# Green Top



## PlankCaster (Oct 22, 2001)

Hey guys,
planning a trip to Green Top for the 23rd of this month and was wondering if anyone knows if they have any sales goin on at the moment? Also do they sell any entry level type surf rods such as Bass Pro does? I'm lookin for somethin that will throw about 3-6 ounces, looked at shakespeares "heavy" action 12 ft Ugly Stick the other day and it deosn't look like it can handle it. 
Tight lines and popped riggers


----------



## The Bucket (Mar 4, 2001)

Pl-C,

Sales ? who knows and who cares ... last I checked they had "entry level" surf fishing rods/combos such that you'll find what you need at ol'Greenies and then some  

If you've never been to Green Top - no worries other then for your wallet as you can (and I have) spent some jack in there  

If you also hunt better make sure you have extra plastic with you - just ask my bud Doug who "double dips" at Greenies and lives a short 10 minutes away.

Help the economy,

`bucket


----------



## TRIGGERFISH (May 21, 2001)

Whats Green Tops web site? Had it at one time. Thanks


----------



## Petey (Jan 22, 2002)

They have some rods on sale in the back, several racks. They have plenty of combos but I didn't notice any on sale. They have MANY new Storm soft plastics in stock now, including the 9" Wild Eye. They are $5.99 each I think. I probably scope out the "Green" a couple of times a week. Their "lure" is their selection, NOT their prices....but what a selection. Have fun.


----------



## chest2head&glassy (Jul 2, 2002)

Is that off of the Atlee or Ashland exit? I always mean to stop by whenever I drive by the area but can never remember which exit.


----------



## Scuba Mike (Sep 5, 2002)

Its the Atlee/Elmont exit off 95 north


----------



## PlankCaster (Oct 22, 2001)

Hey fellas,
Bucket, been one time before and couldn't agree with you more, spent about $225 in four hours or so. 
Trigger - www.greentophuntfish.com 
Petey, agree with you also, definatly a nice selection but the prices can kill ya. Normally I just hit my local shop, pretty good prices and good guys down there.
Thanks for all the replies. I'll let you know how much I'm in for when I get up there.
Tight lines and popped riggers.


----------



## CajunBass (Feb 11, 2003)

I don't think Greentops is any less expensive than other places, but they got what you need, and they got people who know enough to answer a question if you got one. Heck. I can kill half an afernoon, and not buy anything.


----------



## Digger (Jan 4, 2000)

> Heck. I can kill half an afernoon, and not buy anything.
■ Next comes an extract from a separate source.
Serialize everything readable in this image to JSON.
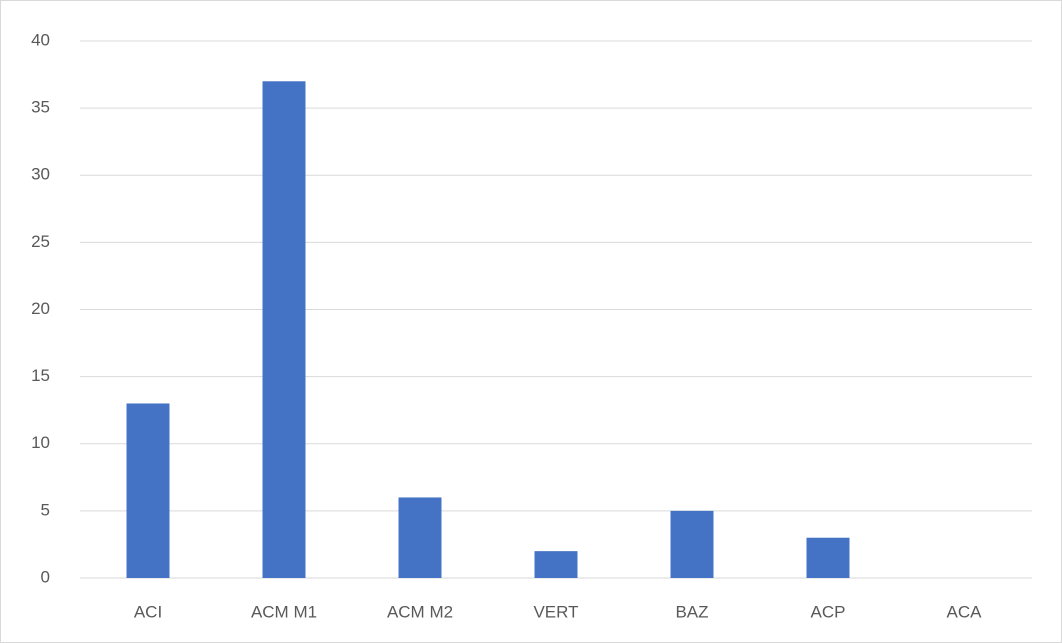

You The Man. I don't have the will power!!!


----------



## Tom Powers (Aug 2, 2001)

My technique for going to Greentops.

First shop, shop, shop locally, even if I do not buy. I want to know what things that I need cost; what the local shops carry and what they do not carry. I like supporting my local shops when I can.
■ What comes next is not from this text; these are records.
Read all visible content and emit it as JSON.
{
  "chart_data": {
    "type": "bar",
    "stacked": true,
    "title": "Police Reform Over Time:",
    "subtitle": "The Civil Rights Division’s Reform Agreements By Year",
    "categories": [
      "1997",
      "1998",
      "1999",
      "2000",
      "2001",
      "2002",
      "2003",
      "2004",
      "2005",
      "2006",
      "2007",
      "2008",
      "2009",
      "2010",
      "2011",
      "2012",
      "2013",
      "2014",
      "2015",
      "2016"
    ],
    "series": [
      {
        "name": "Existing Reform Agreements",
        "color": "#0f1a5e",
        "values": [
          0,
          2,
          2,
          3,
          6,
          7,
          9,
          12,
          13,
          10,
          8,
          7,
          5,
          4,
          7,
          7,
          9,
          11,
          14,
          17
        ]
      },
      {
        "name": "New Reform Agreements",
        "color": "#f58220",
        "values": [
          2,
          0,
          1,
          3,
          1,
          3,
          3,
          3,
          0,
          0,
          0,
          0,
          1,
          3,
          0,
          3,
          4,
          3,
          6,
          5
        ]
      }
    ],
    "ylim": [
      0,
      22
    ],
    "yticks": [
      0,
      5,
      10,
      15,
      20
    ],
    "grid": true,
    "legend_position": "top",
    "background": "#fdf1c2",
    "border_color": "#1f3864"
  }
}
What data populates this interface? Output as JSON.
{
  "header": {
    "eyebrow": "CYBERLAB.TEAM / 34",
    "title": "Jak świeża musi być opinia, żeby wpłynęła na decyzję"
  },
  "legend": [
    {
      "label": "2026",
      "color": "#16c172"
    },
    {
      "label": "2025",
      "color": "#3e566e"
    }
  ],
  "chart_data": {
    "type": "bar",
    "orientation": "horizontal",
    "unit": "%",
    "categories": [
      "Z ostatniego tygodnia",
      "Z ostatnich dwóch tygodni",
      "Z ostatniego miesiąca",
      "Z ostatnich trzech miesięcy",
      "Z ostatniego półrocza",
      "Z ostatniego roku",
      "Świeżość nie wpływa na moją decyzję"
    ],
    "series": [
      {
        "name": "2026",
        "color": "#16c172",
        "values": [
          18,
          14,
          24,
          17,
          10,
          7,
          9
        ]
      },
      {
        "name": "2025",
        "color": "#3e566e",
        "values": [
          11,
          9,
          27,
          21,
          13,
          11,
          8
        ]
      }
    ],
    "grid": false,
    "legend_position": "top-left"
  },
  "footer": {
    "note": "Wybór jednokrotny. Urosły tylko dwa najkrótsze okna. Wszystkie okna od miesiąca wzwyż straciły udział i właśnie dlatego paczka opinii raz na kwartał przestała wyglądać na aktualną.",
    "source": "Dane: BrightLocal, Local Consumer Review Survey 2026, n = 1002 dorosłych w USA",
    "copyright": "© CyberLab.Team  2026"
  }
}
This next part is no joke. Second, I figure out the maximum that I want to allow myself to spend. I take that amount out of the bank and put it in my wallet. Next, I take that same wallet and remove all charge cards and checks, give them to my wife for safe keeping.

Now I am ready to go to Greentops. I have a budget. I know what I can not get back home. I am ready to spend money. 

Tom


----------



## PlankCaster (Oct 22, 2001)

Ok guys here it is,
The final tally on my two and a half hour run around the store waassss.......$202. Yes I disgust even myself  Along with the usual wide assortment of weights and hooks I pick up, I just had to go for this pretty little rod made by fenwick. 5ft MH action stand up rod rated for 15-30 pound test. I thought that would fill my void for a good head boat rod. I never did like the long butts on the ones most boats provide. Anyway you cant get a rod without a reel so I slapped the rod with a Penn Jigmaster and 30lb Trilene Big Game. Well playin with that thing oughta keep me busy till late march when I plan on using it. 
Tight lines and popped riggers guys.


----------



## skunked (Jun 4, 2001)

So which do you figure will kill your wallet faster, Greentops or Bass Pro?


----------



## Petey (Jan 22, 2002)

If you happen to be as compulsive about guns as you are about fishing, then it's no contest. You can spend a small or not so small fortune in The Green.


----------